My wife is an immuno-oncology researcher. From what I understand of her work (very little), the concept of peptide based cancer therapy goes back at least 20 years. Most of the major players (Amgen, Pfizer, Genzyme, Novartis) have immuno-oncology programs. If there is any truth to the claims being made in the OP, rest assured that big pharma will quickly buy the research. Pfizer’s entire pipeline model is based on parachuting into mid-level research ready for Stage 2 trials.

Put me down as very skeptical.

Edited to add a link to a literature survey on peptide based cancer treatment developments.


Numerous groups have been promising “cures” for cancer for decades. None have panned out.

It may be possible, or it may be researchers fishing for grant funding. It doesn’t help that an entire for-profit industry has been built on “charities” offering to cure cancer, and the largest of those charities are opaque about where that money goes, actively hostile to calls for transparency, and score very low on charity watch dog groups for this and on the occasions when the fraction of their funding that makes it to research is discovered (very little). In other words, charity scams.

Extraordinary claims require extraordinary proof. Until then, skepticism is advisable.

It’s also worth noting that the lab doing the research may not be to blame for the inflated claims. Science journalism has a credibility crisis, born of inexpert understanding and a need to sell ad space alongside their stories.

As a cancer survivor, I want effective treatments and preventative measures as much as anyone. But I also know the media preys on the hopes of survivors and their friends and families.


This was one of my thoughts on the story. Like breaking out the kittens and children in advertising.

Still, worth a Google alert for future developments.
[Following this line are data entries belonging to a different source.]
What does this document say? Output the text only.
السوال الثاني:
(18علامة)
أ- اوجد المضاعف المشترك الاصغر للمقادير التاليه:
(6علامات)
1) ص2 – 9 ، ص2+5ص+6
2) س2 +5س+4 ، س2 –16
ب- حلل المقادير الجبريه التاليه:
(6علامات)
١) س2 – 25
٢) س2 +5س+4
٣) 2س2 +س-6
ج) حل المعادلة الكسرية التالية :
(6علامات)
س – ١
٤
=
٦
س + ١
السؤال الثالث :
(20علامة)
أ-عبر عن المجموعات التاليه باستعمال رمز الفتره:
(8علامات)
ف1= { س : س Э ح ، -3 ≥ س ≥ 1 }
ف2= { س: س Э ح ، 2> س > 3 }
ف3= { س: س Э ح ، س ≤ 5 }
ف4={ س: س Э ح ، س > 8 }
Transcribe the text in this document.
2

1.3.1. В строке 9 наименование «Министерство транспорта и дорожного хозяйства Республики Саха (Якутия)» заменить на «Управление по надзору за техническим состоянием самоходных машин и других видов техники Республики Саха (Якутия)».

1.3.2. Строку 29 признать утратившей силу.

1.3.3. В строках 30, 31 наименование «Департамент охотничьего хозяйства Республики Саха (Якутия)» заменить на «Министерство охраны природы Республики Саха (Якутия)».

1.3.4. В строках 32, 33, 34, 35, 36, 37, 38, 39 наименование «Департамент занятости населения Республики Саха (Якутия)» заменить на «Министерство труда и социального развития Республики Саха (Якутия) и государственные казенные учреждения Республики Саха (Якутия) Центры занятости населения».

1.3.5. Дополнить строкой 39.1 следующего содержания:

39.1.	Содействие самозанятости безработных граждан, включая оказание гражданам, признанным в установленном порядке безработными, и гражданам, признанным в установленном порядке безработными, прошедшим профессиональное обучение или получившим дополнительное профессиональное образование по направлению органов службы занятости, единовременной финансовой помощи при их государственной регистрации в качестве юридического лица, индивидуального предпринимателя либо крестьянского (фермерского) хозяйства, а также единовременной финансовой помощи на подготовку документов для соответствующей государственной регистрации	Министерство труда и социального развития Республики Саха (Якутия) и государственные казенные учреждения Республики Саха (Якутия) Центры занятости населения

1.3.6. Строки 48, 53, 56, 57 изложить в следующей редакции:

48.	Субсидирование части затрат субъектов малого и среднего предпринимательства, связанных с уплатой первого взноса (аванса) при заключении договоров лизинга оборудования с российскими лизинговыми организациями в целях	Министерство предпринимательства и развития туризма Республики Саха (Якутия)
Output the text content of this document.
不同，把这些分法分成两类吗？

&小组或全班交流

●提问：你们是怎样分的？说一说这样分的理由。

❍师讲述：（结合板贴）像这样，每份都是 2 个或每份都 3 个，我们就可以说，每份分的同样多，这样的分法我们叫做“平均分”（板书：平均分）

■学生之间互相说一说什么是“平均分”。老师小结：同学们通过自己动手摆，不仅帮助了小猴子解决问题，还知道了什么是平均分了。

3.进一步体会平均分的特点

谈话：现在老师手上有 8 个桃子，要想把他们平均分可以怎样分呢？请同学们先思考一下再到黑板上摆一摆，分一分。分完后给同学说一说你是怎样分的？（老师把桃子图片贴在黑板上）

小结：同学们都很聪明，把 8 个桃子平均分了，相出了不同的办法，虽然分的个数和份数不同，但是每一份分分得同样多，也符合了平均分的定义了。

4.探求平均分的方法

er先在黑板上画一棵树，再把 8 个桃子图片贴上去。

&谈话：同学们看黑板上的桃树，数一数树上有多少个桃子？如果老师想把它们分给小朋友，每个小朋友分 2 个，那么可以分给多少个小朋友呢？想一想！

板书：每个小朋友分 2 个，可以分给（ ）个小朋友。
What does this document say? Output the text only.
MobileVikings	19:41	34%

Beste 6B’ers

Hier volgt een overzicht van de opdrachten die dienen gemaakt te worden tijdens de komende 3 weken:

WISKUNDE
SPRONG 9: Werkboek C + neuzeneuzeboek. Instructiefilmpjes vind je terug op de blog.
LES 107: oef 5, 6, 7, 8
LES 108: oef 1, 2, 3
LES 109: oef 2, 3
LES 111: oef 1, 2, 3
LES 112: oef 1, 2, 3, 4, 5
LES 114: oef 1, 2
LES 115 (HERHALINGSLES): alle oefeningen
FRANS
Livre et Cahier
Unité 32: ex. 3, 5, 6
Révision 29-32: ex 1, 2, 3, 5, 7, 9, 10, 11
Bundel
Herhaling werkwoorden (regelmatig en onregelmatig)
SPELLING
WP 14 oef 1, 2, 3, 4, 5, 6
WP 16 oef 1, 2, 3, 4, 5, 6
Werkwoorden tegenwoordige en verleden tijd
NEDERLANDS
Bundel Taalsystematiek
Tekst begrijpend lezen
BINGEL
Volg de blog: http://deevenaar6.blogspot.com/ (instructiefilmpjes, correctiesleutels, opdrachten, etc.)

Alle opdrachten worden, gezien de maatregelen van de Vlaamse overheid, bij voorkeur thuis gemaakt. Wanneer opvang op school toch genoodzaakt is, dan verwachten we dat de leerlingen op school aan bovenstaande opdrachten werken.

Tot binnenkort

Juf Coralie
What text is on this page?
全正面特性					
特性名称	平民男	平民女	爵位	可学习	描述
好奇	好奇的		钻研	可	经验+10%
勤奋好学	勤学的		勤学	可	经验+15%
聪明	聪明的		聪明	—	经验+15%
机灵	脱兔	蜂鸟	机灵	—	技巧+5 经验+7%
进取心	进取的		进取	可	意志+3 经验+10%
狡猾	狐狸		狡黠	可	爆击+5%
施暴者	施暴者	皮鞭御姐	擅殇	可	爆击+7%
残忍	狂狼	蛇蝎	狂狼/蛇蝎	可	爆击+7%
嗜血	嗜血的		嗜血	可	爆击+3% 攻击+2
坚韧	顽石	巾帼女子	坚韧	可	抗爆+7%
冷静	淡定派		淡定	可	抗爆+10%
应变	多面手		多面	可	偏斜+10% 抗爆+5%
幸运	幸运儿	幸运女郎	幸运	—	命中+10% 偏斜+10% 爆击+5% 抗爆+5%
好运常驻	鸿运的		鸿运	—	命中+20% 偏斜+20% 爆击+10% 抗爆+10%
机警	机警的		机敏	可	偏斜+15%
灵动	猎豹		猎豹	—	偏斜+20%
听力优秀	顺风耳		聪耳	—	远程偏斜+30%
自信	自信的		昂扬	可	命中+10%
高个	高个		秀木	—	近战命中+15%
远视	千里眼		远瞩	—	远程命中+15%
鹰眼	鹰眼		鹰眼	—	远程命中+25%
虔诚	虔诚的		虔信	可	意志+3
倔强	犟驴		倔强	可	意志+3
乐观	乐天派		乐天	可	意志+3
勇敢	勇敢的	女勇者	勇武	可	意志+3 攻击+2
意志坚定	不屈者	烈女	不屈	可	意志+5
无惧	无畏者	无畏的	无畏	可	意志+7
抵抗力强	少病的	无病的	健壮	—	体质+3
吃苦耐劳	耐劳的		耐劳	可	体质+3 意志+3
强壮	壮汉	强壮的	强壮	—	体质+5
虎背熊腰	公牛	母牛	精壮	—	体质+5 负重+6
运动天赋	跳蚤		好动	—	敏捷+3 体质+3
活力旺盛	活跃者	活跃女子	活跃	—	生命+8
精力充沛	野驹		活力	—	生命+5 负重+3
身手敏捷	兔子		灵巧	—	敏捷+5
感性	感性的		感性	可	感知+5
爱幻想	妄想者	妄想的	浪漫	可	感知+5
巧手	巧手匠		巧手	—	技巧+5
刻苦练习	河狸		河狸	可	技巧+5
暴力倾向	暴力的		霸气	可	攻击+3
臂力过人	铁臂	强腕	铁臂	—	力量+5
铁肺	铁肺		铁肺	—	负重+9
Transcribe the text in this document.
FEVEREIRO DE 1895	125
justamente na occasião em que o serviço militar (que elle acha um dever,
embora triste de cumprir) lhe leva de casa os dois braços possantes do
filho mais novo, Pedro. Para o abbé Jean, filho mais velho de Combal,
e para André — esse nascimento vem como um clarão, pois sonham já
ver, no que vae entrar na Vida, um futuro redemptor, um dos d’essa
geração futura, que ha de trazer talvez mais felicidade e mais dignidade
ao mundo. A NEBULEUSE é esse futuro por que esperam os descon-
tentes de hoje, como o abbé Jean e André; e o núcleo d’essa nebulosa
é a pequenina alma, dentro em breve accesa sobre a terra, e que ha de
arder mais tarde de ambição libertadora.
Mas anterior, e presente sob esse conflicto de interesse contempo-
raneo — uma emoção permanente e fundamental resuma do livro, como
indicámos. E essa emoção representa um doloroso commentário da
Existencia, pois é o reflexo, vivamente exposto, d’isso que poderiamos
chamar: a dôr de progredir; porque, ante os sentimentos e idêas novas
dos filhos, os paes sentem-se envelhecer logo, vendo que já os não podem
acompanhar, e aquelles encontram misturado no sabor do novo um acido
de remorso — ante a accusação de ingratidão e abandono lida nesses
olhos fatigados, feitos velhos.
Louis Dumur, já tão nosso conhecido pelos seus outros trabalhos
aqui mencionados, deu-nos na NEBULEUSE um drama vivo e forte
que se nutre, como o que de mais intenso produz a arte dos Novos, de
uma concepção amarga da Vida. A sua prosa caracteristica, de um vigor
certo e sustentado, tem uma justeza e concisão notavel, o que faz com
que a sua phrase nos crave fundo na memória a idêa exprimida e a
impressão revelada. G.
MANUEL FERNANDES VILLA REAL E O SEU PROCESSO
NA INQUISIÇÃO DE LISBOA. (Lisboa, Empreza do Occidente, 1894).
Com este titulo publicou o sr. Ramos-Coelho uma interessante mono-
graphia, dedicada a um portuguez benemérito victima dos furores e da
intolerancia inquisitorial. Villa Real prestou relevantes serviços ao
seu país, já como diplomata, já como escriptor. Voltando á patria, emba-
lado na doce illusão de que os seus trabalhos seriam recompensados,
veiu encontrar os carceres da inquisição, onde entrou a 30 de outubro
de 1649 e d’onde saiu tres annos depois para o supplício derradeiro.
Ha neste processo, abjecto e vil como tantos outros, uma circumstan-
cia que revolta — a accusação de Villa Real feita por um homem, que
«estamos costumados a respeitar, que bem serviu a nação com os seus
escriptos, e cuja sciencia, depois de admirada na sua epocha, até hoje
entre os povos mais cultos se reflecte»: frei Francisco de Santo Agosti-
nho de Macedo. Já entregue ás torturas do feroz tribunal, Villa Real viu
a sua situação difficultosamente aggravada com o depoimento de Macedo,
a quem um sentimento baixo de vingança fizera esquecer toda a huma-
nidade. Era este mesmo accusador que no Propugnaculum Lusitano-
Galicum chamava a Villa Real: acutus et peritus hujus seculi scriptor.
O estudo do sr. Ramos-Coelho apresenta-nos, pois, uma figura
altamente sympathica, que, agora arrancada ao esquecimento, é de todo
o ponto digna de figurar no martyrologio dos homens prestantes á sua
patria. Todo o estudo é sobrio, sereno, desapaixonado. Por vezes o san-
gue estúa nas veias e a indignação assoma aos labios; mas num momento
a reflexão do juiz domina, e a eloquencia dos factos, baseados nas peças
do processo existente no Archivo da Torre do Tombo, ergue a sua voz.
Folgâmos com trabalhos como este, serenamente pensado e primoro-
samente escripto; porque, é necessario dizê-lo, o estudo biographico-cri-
Yup. Like all of journalism in our capitalist society, it’s systemic, with a strong selection bias in favor of flexible ethics.

But I concur. I’m always on the lookout for what’s going on in cancer research and appreciate the heads-up.


Here’s the problem. There is no such thing as “cancer”. There are multiple types and each behave in different ways and respond to different treatments differently. You might have a cure for a type of cancer, but it’s unlikely you’ll have a universal cure.

I am siding with press hype and oversimplification on this one.